# Fitting Rexon Profiline SS16SA blade



## DT man (11 Mar 2014)

Hi guys

I am really struggling to fit a new blade on this scroll saw. I presume I am doing something wrong with regards to the tension settings. 

I hook the blades in and fasten the locks and adjust the tension at the back with the lever as tight as I can. When I switch it on the blade bends towards the right rendering it useless. 

I know I am doing something wrong, but what? Do I need to ensure a specific setting or tension even before inserting the blade? Please help!

Many thanks,

William


----------



## bodgerbaz (11 Mar 2014)

Hi William,

A big welcome along to the forum. Feel free to post any questions, WIP and pictures of your results. 

I'm not familiar with the Rexon but from what you are saying it sounds as though the top part of the arm is going down and the bottom part of the arm isn't moving with the net result that the blade is bending. If that is the case it seems a little odd because most scroll saws use a 'C' arm which means that the top and bottom stay parallel when they go up and down. Therefore, if you clamp the blade at the bottom and clamp it at the top, apply a suitable tension so the blade 'pings', you should then find that wherever the arm is on its up and down movement, the tension will be the same.

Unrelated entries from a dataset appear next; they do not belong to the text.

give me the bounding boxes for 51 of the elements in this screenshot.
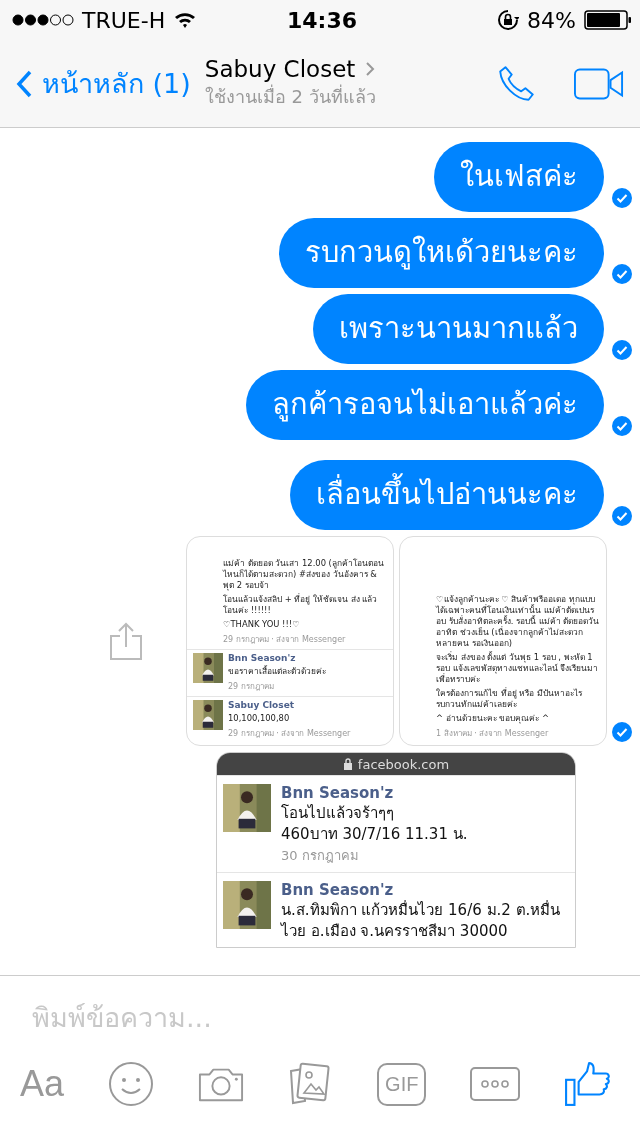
message-bubble: รบกวนดูใหเด้วยนะคะ [279, 218, 604, 288]
text-format-button[interactable]: Aa [20, 1063, 65, 1105]
post-author: Bnn Season'z [228, 653, 297, 663]
post-text: ไวย อ.เมือง จ.นครราชสีมา 30000 [281, 921, 509, 941]
post-text: 10,100,100,80 [228, 713, 291, 724]
last-active-status: ใช้งานเมื่อ 2 วันที่แล้ว [204, 83, 376, 109]
url-text: facebook.com [357, 756, 450, 772]
message-bubble: เพราะนานมากแล้ว [313, 294, 604, 364]
message-bubble: ลูกค้ารอจนไม่เอาแล้วค่ะ [246, 370, 604, 440]
smiley-icon[interactable] [107, 1061, 154, 1107]
battery-percentage: 84% [527, 7, 576, 33]
post-text: ^ อ่านด้วยนะคะ ขอบคุณค่ะ ^ [436, 713, 551, 724]
post-text: โอนแล้วแจ้งสลิป + ที่อยู่ ให้ชัดเจน ส่ง แล้วโอนค่ะ !!!!!! [223, 594, 379, 616]
back-chevron-icon [16, 69, 32, 98]
post-text: น.ส.ทิมพิกา แก้วหมื่นไวย 16/6 ม.2 ต.หมื่น [281, 900, 561, 920]
share-icon[interactable] [109, 621, 143, 661]
screenshot-image[interactable]: facebook.com Bnn Season'z โอนไปแล้วจร้าๆๆ 460บาท 30/7/16 11.31 น. 30 กรกฎาคม Bnn Season'z น.ส.ทิมพิกา แก้วหมื่นไวย 16/6 ม.2 ต.หมื่น ไวย อ.เมือง จ.นครราชสีมา 30000 [216, 752, 576, 948]
video-camera-icon[interactable] [574, 67, 624, 100]
post-text: โอนไปแล้วจร้าๆๆ [281, 803, 395, 823]
more-options-icon[interactable] [470, 1067, 521, 1101]
post-date: 29 กรกฎาคม [228, 681, 275, 693]
chevron-right-icon [365, 61, 376, 77]
post-text: ขอราคาเสื้อแต่ละตัวด้วยค่ะ [228, 666, 326, 677]
post-text: จะเริ่ม ส่งของ ตั้งแต่ วันพุธ 1 รอบ , พะหัด 1 รอบ แจ้งเลขพัสดุทางแชทและไลน์ จึงเรียนมาเพื่อทราบค่ะ [436, 652, 600, 685]
rotation-lock-icon [497, 9, 520, 31]
signal-icon [12, 14, 74, 26]
post-author: Bnn Season'z [281, 881, 395, 899]
wifi-icon [173, 11, 198, 29]
post-text: แม่ค้า ตัดยอด วันเสา 12.00 (ลูกค้าโอนตอนไหนก็ได้ตามสะดวก) #ส่งของ วันอังคาร & พุต 2 รอบจ้า [223, 558, 385, 591]
post-text: ♡แจ้งลูกค้านะคะ ♡ สินค้าพรีออเดอ ทุกแบบ ได้เฉพาะคนที่โอนเงินเท่านั้น แม่ค้าตัดเปนรอบ รับสั่งอาทิตละครั้ง. รอบนี้ แม่ค้า ตัดยอดวันอาทิต ช่วงเย็น (เนื่องจากลูกค้าไม่สะดวกหลายคน รอเงินออก) [436, 594, 600, 649]
post-date: 1 สิงหาคม · ส่งจาก Messenger [436, 728, 550, 740]
thumbs-up-icon[interactable] [564, 1061, 610, 1107]
message-bubble: เลื่อนขึ้นไปอ่านนะคะ [290, 460, 604, 530]
battery-icon [584, 10, 632, 30]
screenshot-image[interactable] [186, 536, 394, 746]
post-text: ♡THANK YOU !!!♡ [223, 619, 301, 630]
post-author: Sabuy Closet [228, 700, 296, 710]
post-text: ใครต้องการแก้ไข ที่อยู่ หรือ มีปันหาอะไรรบกวนทักแม่ค้าเลยค่ะ [436, 688, 583, 710]
post-date: 29 กรกฎาคม · ส่งจาก Messenger [223, 634, 347, 646]
clock-time: 14:36 [287, 7, 357, 33]
post-date: 29 กรกฎาคม · ส่งจาก Messenger [228, 728, 351, 740]
carrier-name: TRUE-H [82, 7, 166, 33]
message-bubble: ในเฟสค่ะ [434, 142, 604, 212]
post-date: 30 กรกฎาคม [281, 847, 360, 865]
lock-icon [342, 758, 353, 770]
post-text: 460บาท 30/7/16 11.31 น. [281, 824, 468, 844]
back-button[interactable]: หน้าหลัก (1) [16, 62, 191, 105]
gif-button[interactable]: GIF [377, 1062, 427, 1106]
contact-name-button[interactable]: Sabuy Closet ใช้งานเมื่อ 2 วันที่แล้ว [204, 56, 376, 111]
screenshot-image[interactable] [399, 536, 607, 746]
post-author: Bnn Season'z [281, 784, 395, 802]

Is the saw new, i.e. just been unpacked? Can you see free movement of the upper and lower arms?

I'll Google the Rexon machine to see if I can see anything else which might help.

Barry

UPDATE - had a look at the saw on the internet and it looks like the standard 'C' arm machine so until we get some feedback from you (regarding the bottom arm movement) there isn't a lot else I can advise for now.


----------



## Bryan Bennett (11 Mar 2014)

A very warm welcome to the forum William,along with Barry I am not familiar with your scrollsaw.I am sure that a post will appear soon with help for you.

Bryan


----------



## martinka (11 Mar 2014)

The Rexon looks like all the other saws that have the SS16 designation. I can't think what can go wrong with it. Any chance of a couple of photos of before and after tensioning the blade? You say you 'hook' the blade in, are you using pinned blades?


----------



## Homerjh (11 Mar 2014)

are you hooking/attaching it to the parallel fitting?

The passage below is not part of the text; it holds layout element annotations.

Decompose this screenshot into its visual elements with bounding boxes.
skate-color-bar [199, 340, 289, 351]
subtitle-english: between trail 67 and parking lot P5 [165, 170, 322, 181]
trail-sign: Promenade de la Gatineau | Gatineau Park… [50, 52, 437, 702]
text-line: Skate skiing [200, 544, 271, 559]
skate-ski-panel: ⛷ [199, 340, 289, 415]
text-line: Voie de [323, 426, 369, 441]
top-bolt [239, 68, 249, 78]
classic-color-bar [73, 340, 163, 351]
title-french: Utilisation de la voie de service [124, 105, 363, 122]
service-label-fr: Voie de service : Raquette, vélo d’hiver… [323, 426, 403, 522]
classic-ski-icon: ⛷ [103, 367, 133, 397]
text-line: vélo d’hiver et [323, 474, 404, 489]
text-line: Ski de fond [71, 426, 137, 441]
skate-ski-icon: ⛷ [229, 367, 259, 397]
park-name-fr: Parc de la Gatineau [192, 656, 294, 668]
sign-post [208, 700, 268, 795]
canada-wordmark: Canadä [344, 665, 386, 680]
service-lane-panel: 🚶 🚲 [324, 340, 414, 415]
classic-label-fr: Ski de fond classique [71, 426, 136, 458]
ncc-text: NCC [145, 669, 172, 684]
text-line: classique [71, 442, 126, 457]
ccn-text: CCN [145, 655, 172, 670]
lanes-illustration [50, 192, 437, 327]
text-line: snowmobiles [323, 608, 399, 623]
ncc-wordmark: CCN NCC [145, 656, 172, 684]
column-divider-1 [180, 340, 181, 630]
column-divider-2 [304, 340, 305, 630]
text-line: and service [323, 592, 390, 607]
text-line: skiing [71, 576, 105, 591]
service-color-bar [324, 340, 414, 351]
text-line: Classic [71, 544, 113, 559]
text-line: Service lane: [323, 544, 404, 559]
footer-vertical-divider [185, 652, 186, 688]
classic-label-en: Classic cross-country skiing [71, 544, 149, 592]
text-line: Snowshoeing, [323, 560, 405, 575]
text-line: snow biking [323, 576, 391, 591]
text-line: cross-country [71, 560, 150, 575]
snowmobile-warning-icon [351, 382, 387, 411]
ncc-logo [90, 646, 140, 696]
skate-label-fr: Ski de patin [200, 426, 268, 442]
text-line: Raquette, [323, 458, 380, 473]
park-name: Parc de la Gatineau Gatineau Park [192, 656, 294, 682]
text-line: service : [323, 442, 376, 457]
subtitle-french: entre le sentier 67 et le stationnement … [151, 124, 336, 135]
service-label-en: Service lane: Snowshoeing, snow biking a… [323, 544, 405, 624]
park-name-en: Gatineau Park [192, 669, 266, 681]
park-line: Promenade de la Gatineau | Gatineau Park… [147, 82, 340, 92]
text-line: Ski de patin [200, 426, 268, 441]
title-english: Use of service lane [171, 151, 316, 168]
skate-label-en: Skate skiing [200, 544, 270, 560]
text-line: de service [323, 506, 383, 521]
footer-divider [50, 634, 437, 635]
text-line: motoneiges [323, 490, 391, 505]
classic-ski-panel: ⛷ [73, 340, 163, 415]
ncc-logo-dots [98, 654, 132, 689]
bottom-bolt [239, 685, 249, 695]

my Axminster one has fittings to put the blade face on, or sideways (pinned) so you have better clearance, so are you putting it in the same slots, ie both the facing or both the side, and not using the facing at one end, but the side one at the other??


----------



## martinka (11 Mar 2014)

Homerjh":i5685blq said:


> are you hooking/attaching it to the parallel fitting?
> 
> my Axminster one has fittings to put the blade face on, or sideways (pinned) so you have better clearance, so are you putting it in the same slots, ie both the facing or both the side, and not using the facing at one end, but the side one at the other??



Good question, although I think you'd have to consciously twist the blade to make it fit in the slots.


----------



## Homerjh (11 Mar 2014)

Maybe not for a first timer though on a thin blade. I had similar but wondered why it wasn't fitting easily then realised.


----------



## martinka (11 Mar 2014)

I think I'd got junior hacksaw blades in mind instead of pinned scroll saw blades.


----------



## DT man (12 Mar 2014)

Trying to post pics..........now my files are too large!!!


----------



## martinka (12 Mar 2014)

There's numerous ways of getting the size of your pics down, many of which have been mentioned in here at some point, but it's probably easier to Google it than search the forum. I think you might need three posts before you can post pics anyway.


----------



## woodndrum (14 Mar 2014)

I have one of these saws, and waiting in the wings to identify the problem when more info is posted.


----------